Apple has announced that it is putting its cash pile to work. The technology giant will invest $1 billion to build a new campus in North Austin, Texas and another $10 billion for new data centers. It is all a part of a five-year investment aimed at creating 20,000 jobs in the United States. The Cupertino-based company said on Thursday it would also to set up new sites in Seattle, San Diego and Culver City, California and expand operations in Pittsburgh, New York and Boulder, Colorado over the next three years. “Apple is proud to bring new investment, jobs and opportunity to cities across the United States and to significantly deepen our quarter-century partnership with the city and people of Austin,” said Tim Cook, Apple’s CEO. “Talent, creativity and tomorrow’s breakthrough ideas aren’t limited by region or zip code, and, with this new expansion, we’re redoubling our commitment to cultivating the high-tech sector and workforce nationwide.” Apple has faced increasing political pressure to ramp up investments at home since 2016, when then presidential candidate Donald Trump targeted the company for using Asian factories for the bulk of its manufacturing. Data centers in North Carolina, Arizona and Nevada are being expanded. The new Austin campus will be located less than a mile away from its existing facilities, Apple said. Apple’s technology rival Amazon.com last month ended a months-long search for new headquarters, picking locations in New York and Virginia.

Great news!!   🙂

Virgin Galactic flies its first astronauts to the edge of space, taking one step closer to space tourism

Virgin Galactic completed its longest rocket-powered flight ever on Thursday, taking a step ahead in the nascent business of space tourism. The two pilots on board Virgin Galactic’s spacecraft Unity became the company’s first astronauts. Virgin Group founder Richard Branson was on hand to watch the historic moment. Virgin Galactic said the test flight reached an altitude of 51.4 miles, or nearly 83 kilometers. The U.S. military and NASA consider pilots who have flown above 80 kilometers to be astronauts. Test pilots in 2004 were awarded a commercial astronaut badge by the Federal Aviation Administration for flying a previous, experimental iteration of Virgin Galactic’s spacecraft design. Lifted by the jet-powered mothership Eve, the spacecraft Unity took off from the Mojave Air and Space Port in the California desert. Upon reaching an altitude above 40,000 feet, the carrier aircraft released Unity. The two-member crew of Mark Stucky and Dave Mackay then piloted the spacecraft in a roaring burn which lasted 60 seconds. The flight pushed Unity to a speed of Mach 2.9, nearly three times the speed of sound, as it screamed into a climb toward the edge of space. After performing a slow backflip in microgravity, Unity turned and glided back to land at Mojave. This was the company’s fourth rocket-powered flight of its test program. Unity is the name of the spacecraft built by The Spaceship Company, which Branson also owns.
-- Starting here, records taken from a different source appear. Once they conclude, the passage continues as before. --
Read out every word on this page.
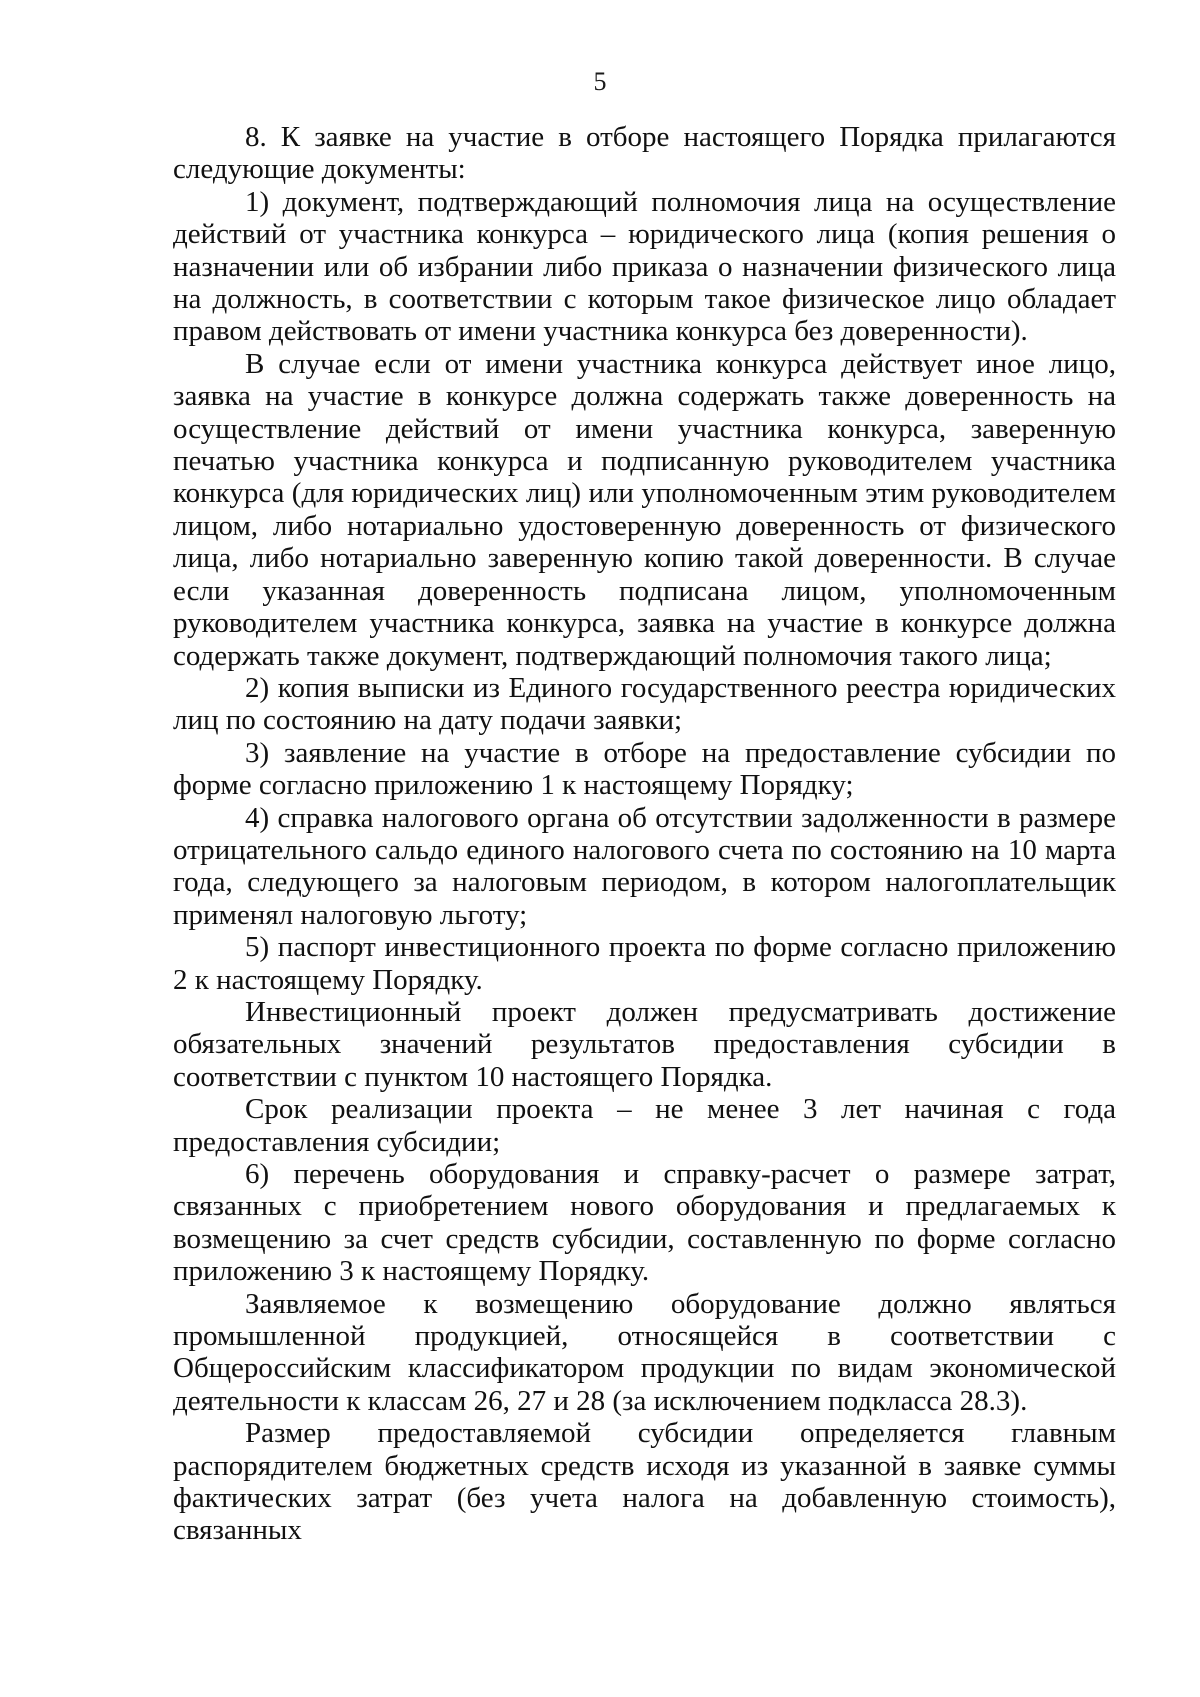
5

8. К заявке на участие в отборе настоящего Порядка прилагаются следующие документы:

1) документ, подтверждающий полномочия лица на осуществление действий от участника конкурса – юридического лица (копия решения о назначении или об избрании либо приказа о назначении физического лица на должность, в соответствии с которым такое физическое лицо обладает правом действовать от имени участника конкурса без доверенности).

В случае если от имени участника конкурса действует иное лицо, заявка на участие в конкурсе должна содержать также доверенность на осуществление действий от имени участника конкурса, заверенную печатью участника конкурса и подписанную руководителем участника конкурса (для юридических лиц) или уполномоченным этим руководителем лицом, либо нотариально удостоверенную доверенность от физического лица, либо нотариально заверенную копию такой доверенности. В случае если указанная доверенность подписана лицом, уполномоченным руководителем участника конкурса, заявка на участие в конкурсе должна содержать также документ, подтверждающий полномочия такого лица;

2) копия выписки из Единого государственного реестра юридических лиц по состоянию на дату подачи заявки;

3) заявление на участие в отборе на предоставление субсидии по форме согласно приложению 1 к настоящему Порядку;

4) справка налогового органа об отсутствии задолженности в размере отрицательного сальдо единого налогового счета по состоянию на 10 марта года, следующего за налоговым периодом, в котором налогоплательщик применял налоговую льготу;

5) паспорт инвестиционного проекта по форме согласно приложению 2 к настоящему Порядку.

Инвестиционный проект должен предусматривать достижение обязательных значений результатов предоставления субсидии в соответствии с пунктом 10 настоящего Порядка.

Срок реализации проекта – не менее 3 лет начиная с года предоставления субсидии;

6) перечень оборудования и справку-расчет о размере затрат, связанных с приобретением нового оборудования и предлагаемых к возмещению за счет средств субсидии, составленную по форме согласно приложению 3 к настоящему Порядку.

Заявляемое к возмещению оборудование должно являться промышленной продукцией, относящейся в соответствии с Общероссийским классификатором продукции по видам экономической деятельности к классам 26, 27 и 28 (за исключением подкласса 28.3).

Размер предоставляемой субсидии определяется главным распорядителем бюджетных средств исходя из указанной в заявке суммы фактических затрат (без учета налога на добавленную стоимость), связанных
This rocket design is officially known as SpaceShipTwo (SS2). Unity also carried four NASA-funded payloads on this mission. The agency said the four technology experiments “will collect valuable data needed to mature the technologies for use on future missions.” “Inexpensive access to suborbital space greatly benefits the technology research and broader spaceflight communities,” said Ryan Dibley, NASA’s flight opportunities campaign manager, in a statement. The spacecraft underwent extensive engine testing and seven glide tests before Virgin Galactic said it was ready for a powered test flight — a crucial milestone before the company begins sending tourists to the edge of the atmosphere. Each of the previous three test flights were successful in pushing the spacecraft’s limits farther.